Califone’s new Echo Mine was brought to life as others were losing theirs, which imbues the album with a resonance Tim Rutili and his collaborators could not have expected when work began on it a couple of years back.
The 10-song set — whose urgent, lushly melodic title track is premiering exclusively below — was commissioned to accompany Robyn Mineko Williams’ dance piece Echo Mine, which premiered this past Dec. 7 in Chicago. During the course of creation, however, principal dancer Claire Bataille passed away at the end of 2018, and Rutili’s father died a few months later. “All of that stuff was in that song (‘Romans’), lyrically,” Rutili tells Billboard. “I was sort of running with the idea of losing someone. That was something that I demoed at my home studio in L.A. with a drum machine, and I sent a very primitive version of it to (Williams) and she and the dancers responded to it. So I fleshed it out with (bandmates) Ben Massarella and Brian Deck and turned it into what you hear now.”
Rutili says that working on Echo Mine — out Feb. 21 and Califone’s first album since Stitches in 2013 — “was more like scoring a novel than making an album,” and a true collaboration with Williams and her company. “Robyn was sending me videos and I was sending her pieces of music over the course of a year and a half. We would watch the videos and react to them and come up with a feel or a rhythm or a change or an accent. Then we’d send it back to them and it would change what they were doing with the dancing and it would go back and forth like that.
“It could be never-ending, but we kind of felt when we were done. The whole process was really enjoyable and interesting — and deeply felt from everybody.”

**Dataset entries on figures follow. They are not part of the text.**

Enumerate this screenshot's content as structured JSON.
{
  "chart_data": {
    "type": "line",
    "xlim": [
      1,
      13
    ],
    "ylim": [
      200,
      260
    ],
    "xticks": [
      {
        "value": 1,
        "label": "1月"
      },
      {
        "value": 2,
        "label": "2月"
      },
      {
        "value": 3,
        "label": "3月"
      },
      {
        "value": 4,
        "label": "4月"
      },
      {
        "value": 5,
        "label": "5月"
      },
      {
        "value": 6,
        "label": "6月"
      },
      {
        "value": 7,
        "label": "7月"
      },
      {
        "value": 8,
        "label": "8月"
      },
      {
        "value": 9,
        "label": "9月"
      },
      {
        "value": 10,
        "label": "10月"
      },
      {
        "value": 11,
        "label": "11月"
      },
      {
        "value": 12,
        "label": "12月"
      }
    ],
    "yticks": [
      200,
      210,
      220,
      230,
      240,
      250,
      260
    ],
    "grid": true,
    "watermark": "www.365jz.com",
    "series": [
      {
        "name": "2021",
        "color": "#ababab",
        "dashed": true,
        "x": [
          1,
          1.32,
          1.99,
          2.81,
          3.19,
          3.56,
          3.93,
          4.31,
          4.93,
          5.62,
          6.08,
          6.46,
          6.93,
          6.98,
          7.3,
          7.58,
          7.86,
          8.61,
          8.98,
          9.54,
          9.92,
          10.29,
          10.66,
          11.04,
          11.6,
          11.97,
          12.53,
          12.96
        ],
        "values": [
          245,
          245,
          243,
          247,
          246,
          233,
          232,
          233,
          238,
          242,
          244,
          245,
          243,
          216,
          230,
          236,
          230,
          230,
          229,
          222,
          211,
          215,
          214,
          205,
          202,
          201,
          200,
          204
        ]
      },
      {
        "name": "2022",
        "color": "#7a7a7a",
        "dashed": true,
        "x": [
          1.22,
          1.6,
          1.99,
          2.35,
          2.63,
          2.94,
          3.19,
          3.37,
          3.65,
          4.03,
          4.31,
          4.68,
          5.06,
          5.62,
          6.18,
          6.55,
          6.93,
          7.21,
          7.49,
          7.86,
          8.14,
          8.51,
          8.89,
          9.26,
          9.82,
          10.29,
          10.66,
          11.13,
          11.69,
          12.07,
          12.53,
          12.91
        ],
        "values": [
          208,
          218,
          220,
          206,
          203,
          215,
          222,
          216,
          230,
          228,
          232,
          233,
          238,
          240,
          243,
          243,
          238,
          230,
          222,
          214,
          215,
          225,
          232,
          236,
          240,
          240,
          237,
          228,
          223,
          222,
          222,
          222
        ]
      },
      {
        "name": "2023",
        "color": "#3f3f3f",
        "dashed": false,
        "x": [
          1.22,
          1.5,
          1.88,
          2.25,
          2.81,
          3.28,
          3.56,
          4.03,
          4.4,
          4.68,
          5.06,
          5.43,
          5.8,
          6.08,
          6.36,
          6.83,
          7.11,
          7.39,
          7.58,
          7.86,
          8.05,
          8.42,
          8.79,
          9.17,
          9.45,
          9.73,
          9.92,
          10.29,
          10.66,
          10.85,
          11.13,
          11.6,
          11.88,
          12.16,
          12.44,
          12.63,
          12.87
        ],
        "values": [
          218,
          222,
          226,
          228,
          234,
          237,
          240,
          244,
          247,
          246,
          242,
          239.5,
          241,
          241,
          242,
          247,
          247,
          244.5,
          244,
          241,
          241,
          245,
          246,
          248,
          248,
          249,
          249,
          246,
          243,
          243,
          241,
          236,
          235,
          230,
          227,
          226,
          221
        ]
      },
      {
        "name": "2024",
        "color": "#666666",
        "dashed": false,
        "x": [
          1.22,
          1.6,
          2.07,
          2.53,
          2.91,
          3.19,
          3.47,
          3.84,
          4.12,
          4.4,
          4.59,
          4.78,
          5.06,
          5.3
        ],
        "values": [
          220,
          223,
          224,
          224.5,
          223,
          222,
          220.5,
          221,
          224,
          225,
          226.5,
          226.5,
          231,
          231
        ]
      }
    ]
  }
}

Rutili attended the Echo Mine premiere and was impressed. “It was gorgeous and beautiful, and it seemed like people were moved by the whole thing,” he says. He’s hoping to create a version of the piece with the band performing, and in the meantime he’s working on more Califone music. “I’m just trying to get some songs down and done and see what’s good and what’s not,” he says. “We’re at the very beginning stages of making a record, but I’m not putting a schedule on us or anything like that.”